Shareholders of the Moneyfields Sports and Social Club in Copnor were buoyed by the news that proposals to sell off part of the site for housing as well as the regeneration of the club have appeased Portsmouth City Council's planning team.
The £2.5m scheme still needs to be approved by the planning committee on September 19 but for one of the club's directors, Pete Seiden, this was a step in the right direction.
He said: 'That is unbelievable news from the council. The fact that they are actually supporting it is as good news as we could hope for. If the planning experts have recommended conditional approval then that is a big hurdle for me.
'I know it's still got to go to committee but in my opinion the councillors have got to have a good reason for being responsible for shutting Moneyfields now that the officers have said this.
'Not only this but they would be going against all the positive feedback we've had from people in the comments on Facebook and Twitter.'
A main point of contention was the building of 26 homes on the site which is registered as protected open space.
In their report officers noted: 'The starting point is the harm resulting from building on open space would be unacceptable, unless the wider public benefits from the proposal can be demonstrated to outweigh this loss of protected open space.
'The applicant has presented supporting information in their Protected Open Space Statement and Sporting Need Statement seeking to justify the harm from the loss of protected open space and for 'enabling development' by 26 new dwellings to be sold on the open market to finance the replacement sports facilities (without affordable housing provision) by the wider public benefits.
'Overall, the development for replacement community facilities and provision of 26 new homes (as 'enabling' development, without affordable housing) is considered, on balance, to be justified by the wider public benefits to outweigh the harm through a loss of existing protected open space.'
Mr Seiden, 48, added: 'I understand that we are building on protected open space but the rule is if it is for the good of the local community we can.
‘If it goes through it is estimated that work will begin in April.
'We've got all the kids to think about as well as events like weddings and birthday parties.
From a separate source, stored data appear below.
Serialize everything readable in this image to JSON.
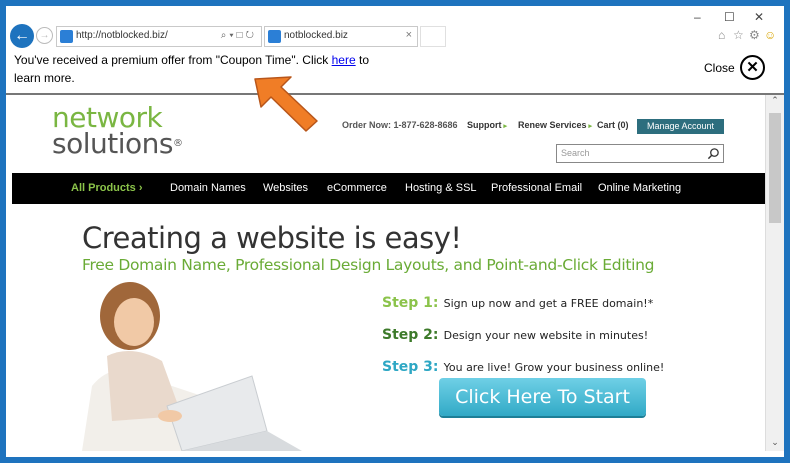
{
  "browser": {
    "url": "http://notblocked.biz/",
    "tab_title": "notblocked.biz",
    "tab_close": "×",
    "window_controls": [
      "–",
      "☐",
      "✕"
    ],
    "toolbar_icons": [
      "home-icon",
      "star-icon",
      "gear-icon",
      "smiley-icon"
    ]
  },
  "notification": {
    "message_before": "You've received a premium offer from \"Coupon Time\". Click ",
    "link_text": "here",
    "message_after": " to learn more.",
    "close_label": "Close"
  },
  "site": {
    "logo_line1": "network",
    "logo_line2": "solutions",
    "logo_reg": "®",
    "order_now": "Order Now: 1-877-628-8686",
    "support": "Support",
    "renew": "Renew Services",
    "cart": "Cart (0)",
    "manage_account": "Manage Account",
    "search_placeholder": "Search",
    "nav": [
      "All Products ›",
      "Domain Names",
      "Websites",
      "eCommerce",
      "Hosting & SSL",
      "Professional Email",
      "Online Marketing"
    ],
    "hero_title": "Creating a website is easy!",
    "hero_subtitle": "Free Domain Name, Professional Design Layouts, and Point-and-Click Editing",
    "steps": [
      {
        "label": "Step 1:",
        "text": "Sign up now and get a FREE domain!*",
        "color": "#8bc34a"
      },
      {
        "label": "Step 2:",
        "text": "Design your new website in minutes!",
        "color": "#3d7a2a"
      },
      {
        "label": "Step 3:",
        "text": "You are live! Grow your business online!",
        "color": "#2ea7c4"
      }
    ],
    "cta": "Click Here To Start"
  },
  "colors": {
    "frame": "#1e73be",
    "brand_green": "#7ab642",
    "manage_button": "#2d6e7e",
    "cta": "#31a9c6",
    "arrow": "#f07d26"
  }
}
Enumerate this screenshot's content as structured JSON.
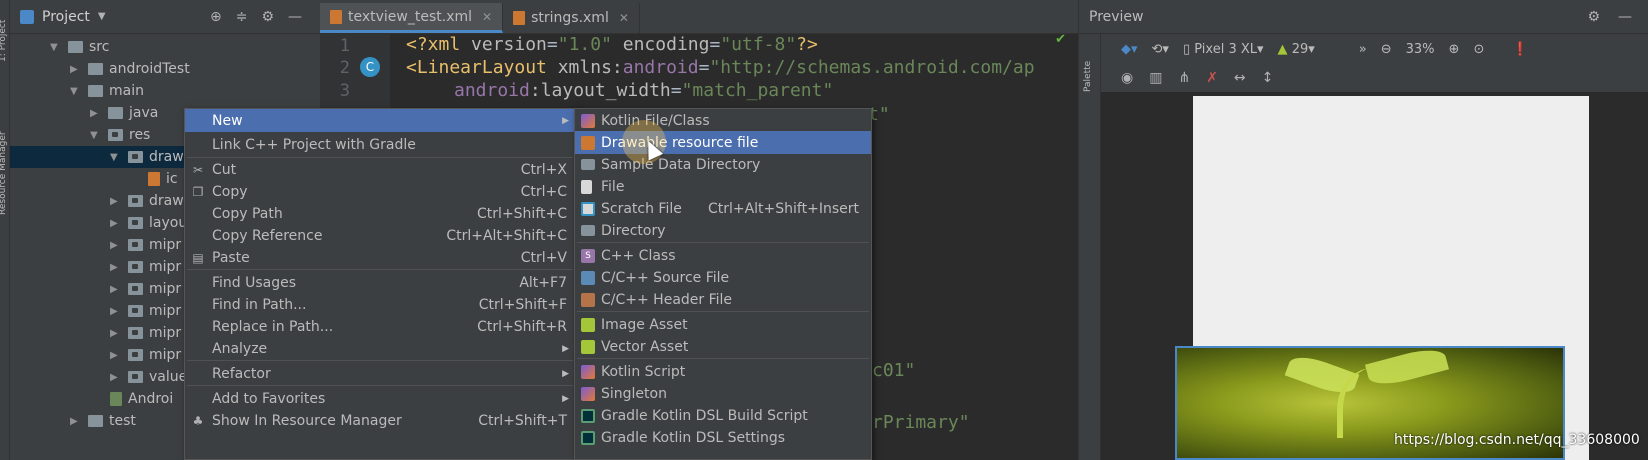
{
  "left_strip": {
    "project_label": "1: Project",
    "resource_label": "Resource Manager"
  },
  "project_panel": {
    "title": "Project",
    "tree": [
      {
        "label": "src",
        "expanded": true
      },
      {
        "label": "androidTest",
        "expanded": false
      },
      {
        "label": "main",
        "expanded": true
      },
      {
        "label": "java",
        "expanded": false
      },
      {
        "label": "res",
        "expanded": true
      },
      {
        "label": "draw",
        "expanded": true
      },
      {
        "label": "ic"
      },
      {
        "label": "draw",
        "expanded": false
      },
      {
        "label": "layou",
        "expanded": false
      },
      {
        "label": "mipr",
        "expanded": false
      },
      {
        "label": "mipr",
        "expanded": false
      },
      {
        "label": "mipr",
        "expanded": false
      },
      {
        "label": "mipr",
        "expanded": false
      },
      {
        "label": "mipr",
        "expanded": false
      },
      {
        "label": "mipr",
        "expanded": false
      },
      {
        "label": "value",
        "expanded": false
      },
      {
        "label": "Androi"
      },
      {
        "label": "test",
        "expanded": false
      }
    ]
  },
  "editor": {
    "tabs": [
      {
        "label": "textview_test.xml",
        "active": true
      },
      {
        "label": "strings.xml",
        "active": false
      }
    ],
    "line_numbers": [
      "1",
      "2",
      "3"
    ],
    "code": {
      "l1_pi_open": "<?xml ",
      "l1_attr1": "version",
      "l1_eq1": "=",
      "l1_val1": "\"1.0\"",
      "l1_attr2": " encoding",
      "l1_eq2": "=",
      "l1_val2": "\"utf-8\"",
      "l1_pi_close": "?>",
      "l2_tag": "<LinearLayout ",
      "l2_attr": "xmlns:",
      "l2_ns": "android",
      "l2_eq": "=",
      "l2_val": "\"http://schemas.android.com/ap",
      "l3_ns": "android",
      "l3_attr": ":layout_width",
      "l3_eq": "=",
      "l3_val": "\"match_parent\"",
      "frag1": "t\"",
      "frag2": "c01\"",
      "frag3": "rPrimary\""
    },
    "gutter_badge": "C"
  },
  "preview": {
    "title": "Preview",
    "palette_label": "Palette",
    "device": "Pixel 3 XL",
    "api": "29",
    "zoom": "33%"
  },
  "context_menu": {
    "items": [
      {
        "label": "New",
        "shortcut": "",
        "submenu": true,
        "highlighted": true,
        "icon": ""
      },
      {
        "label": "Link C++ Project with Gradle",
        "shortcut": "",
        "icon": ""
      },
      {
        "label": "Cut",
        "shortcut": "Ctrl+X",
        "icon": "✂"
      },
      {
        "label": "Copy",
        "shortcut": "Ctrl+C",
        "icon": "❐"
      },
      {
        "label": "Copy Path",
        "shortcut": "Ctrl+Shift+C",
        "icon": ""
      },
      {
        "label": "Copy Reference",
        "shortcut": "Ctrl+Alt+Shift+C",
        "icon": ""
      },
      {
        "label": "Paste",
        "shortcut": "Ctrl+V",
        "icon": "▤"
      },
      {
        "label": "Find Usages",
        "shortcut": "Alt+F7",
        "icon": ""
      },
      {
        "label": "Find in Path...",
        "shortcut": "Ctrl+Shift+F",
        "icon": ""
      },
      {
        "label": "Replace in Path...",
        "shortcut": "Ctrl+Shift+R",
        "icon": ""
      },
      {
        "label": "Analyze",
        "shortcut": "",
        "submenu": true,
        "icon": ""
      },
      {
        "label": "Refactor",
        "shortcut": "",
        "submenu": true,
        "icon": ""
      },
      {
        "label": "Add to Favorites",
        "shortcut": "",
        "submenu": true,
        "icon": ""
      },
      {
        "label": "Show In Resource Manager",
        "shortcut": "Ctrl+Shift+T",
        "icon": "♣"
      }
    ]
  },
  "new_submenu": {
    "items": [
      {
        "label": "Kotlin File/Class",
        "shortcut": "",
        "icon": "kotlin-icon"
      },
      {
        "label": "Drawable resource file",
        "shortcut": "",
        "icon": "xml-icon",
        "highlighted": true
      },
      {
        "label": "Sample Data Directory",
        "shortcut": "",
        "icon": "folder-icon"
      },
      {
        "label": "File",
        "shortcut": "",
        "icon": "file-icon"
      },
      {
        "label": "Scratch File",
        "shortcut": "Ctrl+Alt+Shift+Insert",
        "icon": "scratch-icon"
      },
      {
        "label": "Directory",
        "shortcut": "",
        "icon": "folder-icon"
      },
      {
        "label": "C++ Class",
        "shortcut": "",
        "icon": "s-icon"
      },
      {
        "label": "C/C++ Source File",
        "shortcut": "",
        "icon": "cpp-icon"
      },
      {
        "label": "C/C++ Header File",
        "shortcut": "",
        "icon": "header-icon"
      },
      {
        "label": "Image Asset",
        "shortcut": "",
        "icon": "android-icon"
      },
      {
        "label": "Vector Asset",
        "shortcut": "",
        "icon": "android-icon"
      },
      {
        "label": "Kotlin Script",
        "shortcut": "",
        "icon": "kotlin-icon"
      },
      {
        "label": "Singleton",
        "shortcut": "",
        "icon": "kotlin-icon"
      },
      {
        "label": "Gradle Kotlin DSL Build Script",
        "shortcut": "",
        "icon": "gradle-icon"
      },
      {
        "label": "Gradle Kotlin DSL Settings",
        "shortcut": "",
        "icon": "gradle-icon"
      }
    ]
  },
  "watermark": "https://blog.csdn.net/qq_33608000",
  "colors": {
    "accent": "#4b6eaf",
    "background": "#2b2b2b",
    "panel": "#3c3f41"
  }
}
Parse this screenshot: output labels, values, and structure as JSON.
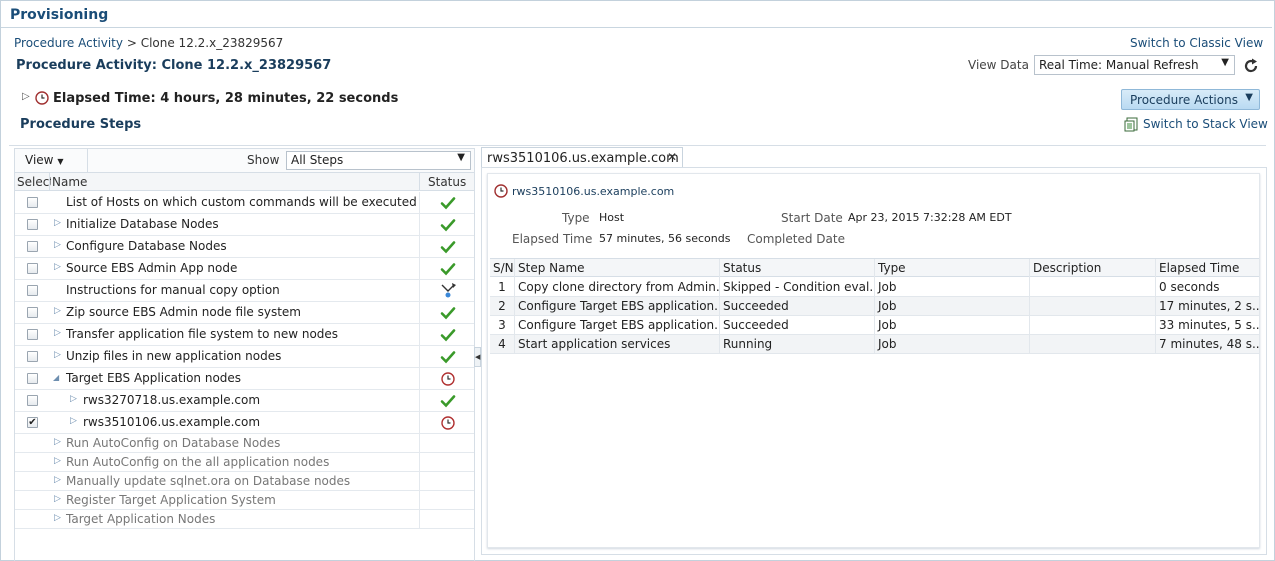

We want to shut for the smallest amount of time possible but we also want to get it right.'
Some of the conditions recommended by officers included awarding delegated authority to the council's assistant director of city planning to allow them to make amendments to conditions and to refuse the application if the legal requirements aren't completed within three months.
Shareholders will need to supply documentation to the Local Planning Authority and complete a section 106 agreement. It was also advised that slowworms are safely removed from the site and transferred elsewhere.
The decision will be made on September 19.